This is an interesting issue. Blalock (Social Statistics 1960, p.
210) provides the following discussion about confidence intervals:
"Several words of caution are necessary in interpreting confidence
intervals. The beginning student is likely to use vague phrases such
as, "I am 95 per cent confident that the interval contains the
parameter", or "the probability is .95 that the parameter is in the
interval." In so doing one may not clearly recognize that the
parameter is a fixed value and that it is the intervals that vary from
sample to sample. According to our definition of probability, the
probability of the parameter being in any given interval is either
zero or one since the parameter is or is not within the specific
interval obtained. ...one's faith is in the procedure used rather
than any particular interval. We can say that the procedure is such
that in the long run 95 per cent of the intervals obtained will
include the true (fixed) parameter."
Based on this I believe that after 10,000 samples have been produced
(simulating a sampling distribution) 95 per cent of your samples
produced a point estimate within your population confidence interval.
Whether your sample captures the fixed parameter or not is still a
question, yet, if it is in this range it likely does.
Considering single samples (not simulated sampling distributions)
Blalock continues "You should be careful not ti imply or assume that
the particular interval you have obtained has any special property not
possessed by comparable intervals that would be obtained by other
intervals." (p. 211)
Best,
Alan
On Tue, Jun 3, 2008 at 3:09 PM, Dan Weitzenfeld
<[email protected]> wrote:
> Hi Folks,
> I'm grappling with what the results of Bootstrapping can tell you.
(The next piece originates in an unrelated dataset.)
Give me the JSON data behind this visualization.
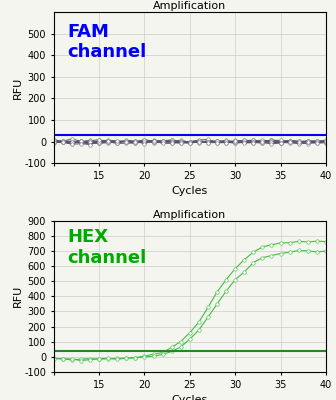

> Let's say I bootstrap from my sample 10,000 times, calculating a given
> statistic, giving me the detail I need to use the 2.5% and 97.5%
> percentiles to construct a 95% confidence interval.
> What does that *mean*?
> Am I 95% confident that the true value of that statistic is within the
> interval? If so, doesn't that require 100% confidence that my sample
> is an accurate representation of the underlying population?